Zurück zum Thema Social Media. Lesenswert ist hier ein Statement aus einem Spiegel-Interview mit Eve Herzing:

Eine tiefsitzende Wurzel ist die Erziehung zum digitalen Dualismus, wie es Nathan Jurgenson genannt hat, also: zu einem Denken, das zwischen vermeintlich realem Leben und virtuellem Onlineleben trennt. Dadurch ist über Jahrzehnte hinweg die Idee genährt worden, dass alles was online gepostet wird nicht „real“ sei. Das rächt sich nun bitterlich. Es gibt schlicht und einfach auch hierzulande weitverbreiteten Alltagsrassismus, -homo&transphobie und -misogynie. Die Hasskommentare im Netz kommen uns geballter vor, weil sie dort nachlesbar, sammelbar und damit sichtbarer sind, während verbale Hasskommentare im Alltag in tausende kleiner Einzelerfahrungen fragmentiert sind, die meist keine gemeinsame Stimme und damit keine breite Öffentlichkeit finden.

Die Wertebildung wird also schon durch das Verständnis der medialen Kanäle geprägt – die ständigen Mahnungen zur Vorsicht und die Belehrungen über Gefahren bei der Online-Kommmunikation vermitteln die falschen Werte und sind gerade der Nährboden für Übergriffe und Hass. Gleichzeitig wird ausgeblendet, dass Jugendliche über viele Erfahrungen verfügen, sie können bewerten, was die Verbreitung von Inhalten auslösen kann, weil sie das schon oft erlebt haben.
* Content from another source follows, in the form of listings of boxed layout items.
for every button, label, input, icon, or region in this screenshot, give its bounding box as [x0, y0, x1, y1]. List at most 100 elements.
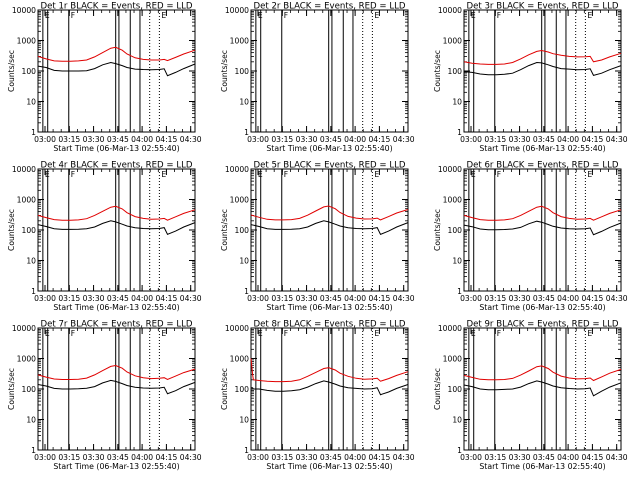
panel-title: Det 5r BLACK = Events, RED = LLD [253, 161, 405, 171]
y-tick-label: 100 [235, 226, 250, 235]
x-tick-label: 03:15 [58, 453, 80, 462]
y-tick-label: 1 [244, 128, 249, 137]
y-tick-label: 10 [239, 257, 249, 266]
panel-title: Det 2r BLACK = Events, RED = LLD [253, 2, 405, 12]
x-tick-label: 03:30 [296, 135, 318, 144]
event-marker-label: E [161, 329, 166, 338]
x-axis-label: Start Time (06-Mar-13 02:55:40) [266, 462, 392, 471]
lld-series-line [463, 365, 622, 382]
x-tick-label: 03:00 [247, 294, 269, 303]
x-tick-label: 04:00 [557, 453, 579, 462]
y-tick-label: 10000 [438, 324, 462, 333]
y-tick-label: 10000 [225, 324, 249, 333]
x-tick-label: 04:15 [368, 453, 390, 462]
lld-series-line [250, 205, 409, 221]
x-tick-label: 04:00 [131, 294, 153, 303]
event-marker-label: E [374, 11, 379, 20]
detector-panel-3: Det 3r BLACK = Events, RED = LLD 1 10 100 10… [433, 2, 628, 154]
x-tick-label: 03:15 [484, 453, 506, 462]
y-axis-label: Counts/sec [220, 209, 229, 251]
y-axis-label: Counts/sec [433, 209, 442, 251]
y-tick-label: 10000 [12, 6, 36, 15]
y-tick-label: 1000 [17, 37, 36, 46]
y-tick-label: 1000 [230, 355, 249, 364]
x-tick-label: 03:30 [83, 294, 105, 303]
y-axis-label: Counts/sec [220, 368, 229, 410]
x-tick-label: 04:15 [368, 294, 390, 303]
x-axis-label: Start Time (06-Mar-13 02:55:40) [479, 303, 605, 312]
y-tick-label: 10 [26, 98, 36, 107]
x-tick-label: 03:15 [271, 135, 293, 144]
event-marker-label: F [497, 11, 501, 20]
x-tick-label: 04:30 [606, 453, 628, 462]
x-tick-label: 03:15 [271, 294, 293, 303]
events-series-line [463, 380, 622, 397]
y-axis-label: Counts/sec [433, 368, 442, 410]
event-marker-label: E [161, 170, 166, 179]
event-marker-label: E [587, 11, 592, 20]
x-tick-label: 03:45 [320, 294, 342, 303]
detector-panel-9: Det 9r BLACK = Events, RED = LLD 1 10 100 10… [433, 320, 628, 472]
x-tick-label: 03:15 [484, 135, 506, 144]
x-tick-label: 03:45 [107, 294, 129, 303]
y-tick-label: 10000 [12, 324, 36, 333]
y-tick-label: 1 [244, 446, 249, 455]
detector-panel-5: Det 5r BLACK = Events, RED = LLD 1 10 100 10… [220, 161, 415, 313]
x-tick-label: 03:30 [83, 135, 105, 144]
events-series-line [250, 220, 409, 236]
panel-title: Det 3r BLACK = Events, RED = LLD [466, 2, 618, 12]
x-tick-label: 03:00 [460, 453, 482, 462]
y-tick-label: 1 [457, 287, 462, 296]
events-series-line [463, 61, 622, 76]
y-tick-label: 1 [31, 287, 36, 296]
x-tick-label: 03:15 [58, 294, 80, 303]
detector-panel-7: Det 7r BLACK = Events, RED = LLD 1 10 100 10… [7, 320, 202, 472]
plot-frame [250, 9, 409, 133]
x-tick-label: 03:45 [533, 453, 555, 462]
y-tick-label: 10 [239, 98, 249, 107]
plot-frame [250, 327, 409, 451]
y-tick-label: 1000 [17, 196, 36, 205]
x-tick-label: 04:00 [344, 294, 366, 303]
x-tick-label: 03:30 [296, 453, 318, 462]
events-series-line [37, 220, 196, 236]
plot-frame [250, 168, 409, 292]
events-series-line [251, 380, 409, 396]
y-axis-label: Counts/sec [7, 368, 16, 410]
x-tick-label: 04:30 [606, 135, 628, 144]
y-tick-label: 10000 [225, 165, 249, 174]
x-axis-label: Start Time (06-Mar-13 02:55:40) [266, 144, 392, 153]
x-tick-label: 03:30 [296, 294, 318, 303]
y-tick-label: 100 [235, 67, 250, 76]
x-tick-label: 03:45 [107, 135, 129, 144]
x-tick-label: 04:30 [180, 453, 202, 462]
x-tick-label: 03:15 [271, 453, 293, 462]
y-tick-label: 100 [22, 385, 37, 394]
panel-title: Det 7r BLACK = Events, RED = LLD [40, 320, 192, 330]
x-axis-label: Start Time (06-Mar-13 02:55:40) [479, 144, 605, 153]
y-tick-label: 1000 [443, 196, 462, 205]
lld-series-line [37, 205, 196, 221]
event-marker-label: E [587, 329, 592, 338]
x-tick-label: 03:15 [58, 135, 80, 144]
y-tick-label: 1 [244, 287, 249, 296]
y-tick-label: 1 [457, 446, 462, 455]
y-tick-label: 1000 [443, 355, 462, 364]
events-series-line [37, 379, 196, 395]
y-tick-label: 100 [22, 226, 37, 235]
x-tick-label: 04:15 [368, 135, 390, 144]
y-tick-label: 1000 [17, 355, 36, 364]
plot-frame [463, 9, 622, 133]
detector-panel-8: Det 8r BLACK = Events, RED = LLD 1 10 100 10… [220, 320, 415, 472]
y-tick-label: 10 [452, 416, 462, 425]
x-tick-label: 04:30 [393, 135, 415, 144]
y-tick-label: 1 [31, 446, 36, 455]
x-tick-label: 03:00 [34, 294, 56, 303]
y-tick-label: 100 [448, 385, 463, 394]
y-tick-label: 10 [26, 257, 36, 266]
x-tick-label: 03:45 [533, 135, 555, 144]
events-series-line [37, 61, 196, 77]
panel-title: Det 1r BLACK = Events, RED = LLD [40, 2, 192, 12]
detector-panel-1: Det 1r BLACK = Events, RED = LLD 1 10 100 10… [7, 2, 202, 154]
Das mediale Wertegerüst von Jugendlichen unterscheidet sich stark von der Wahrnehmung bei Erwachsenen: Es ist beispielsweise völlig falsch anzunehmen, junge Menschen würden ihr ganzes Leben wahllos in Neuen Medien abbilden und hätten keine Vorstellungen von Datenschutz.

»Situationen bereitzustellen, in denen die Entwicklung ethischer Kompetenzen angebahnt wird« – mehr als das, können Schulen nicht tun. Die echte Arbeit mit digitalen Kanälen ist die einzige Art, wie diese Art der Wertevermittlung stattfinden kann. Alles andere ist mit falschen Erwartungen und paradoxen Effekten verbunden. Leider.